Two things you can expect when you walk into Saffron Restaurant & Lounge in downtown Minneapolis: the aroma of Middle Eastern and Mediterranean cuisine prepared by chef Sameh Wadi, and a gracious welcome by Sameh’s brother, manager Saed Wadi. Since opening Saffron in 2007, the pair have earned a reputation for elegant food and unmatched hospitality. “I think the uniqueness of our food is appealing, but it’s not only the food,” explains Sameh. “We want our customers to feel like they are coming into our own home.” For this month’s recipe, Wadi shares one of Saffron’s most popular summer dishes: goat-cheese croquettes with hazelnut romesco.
6 ounces goat cheese
1 egg yolk
2/3 tablespoon parsley, chopped
2/3 tablespoon chive, chopped
2/3 tablespoon tarragon, chopped
Egg wash: 1 egg beaten with 3 tablespoons milk
Panko bread crumbs
Combine cheese, egg yolk, and herbs in a mixing bowl. Add salt and pepper to taste. Roll mixture into grape-sized balls and chill in a refrigerator for one hour. Remove and dredge balls in flour, then egg wash, then Panko. In a pan, heat 1 1/2 inches of oil to 350 degrees and fry balls until golden brown. Remove balls from oil and place on paper towel; season with salt.

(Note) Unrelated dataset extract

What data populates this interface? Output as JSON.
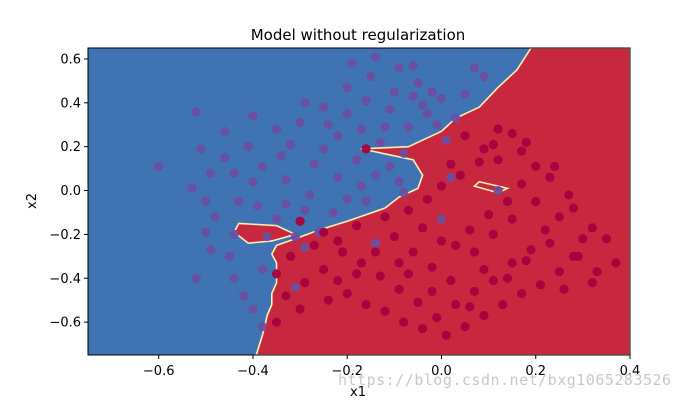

1/2 cup hazelnuts, shelled and toasted
1/2 cup piquillo peppers, finely diced
2 garlic cloves, minced
1 teaspoon smoked paprika
3 teaspoons sherry vinegar
4 teaspoons extra virgin olive oil
salt, to taste
Chop hazelnuts finely in a food processor. Stir in remaining ingredients and then slowly drizzle in the olive oil. Serve as dipping sauce with croquettes.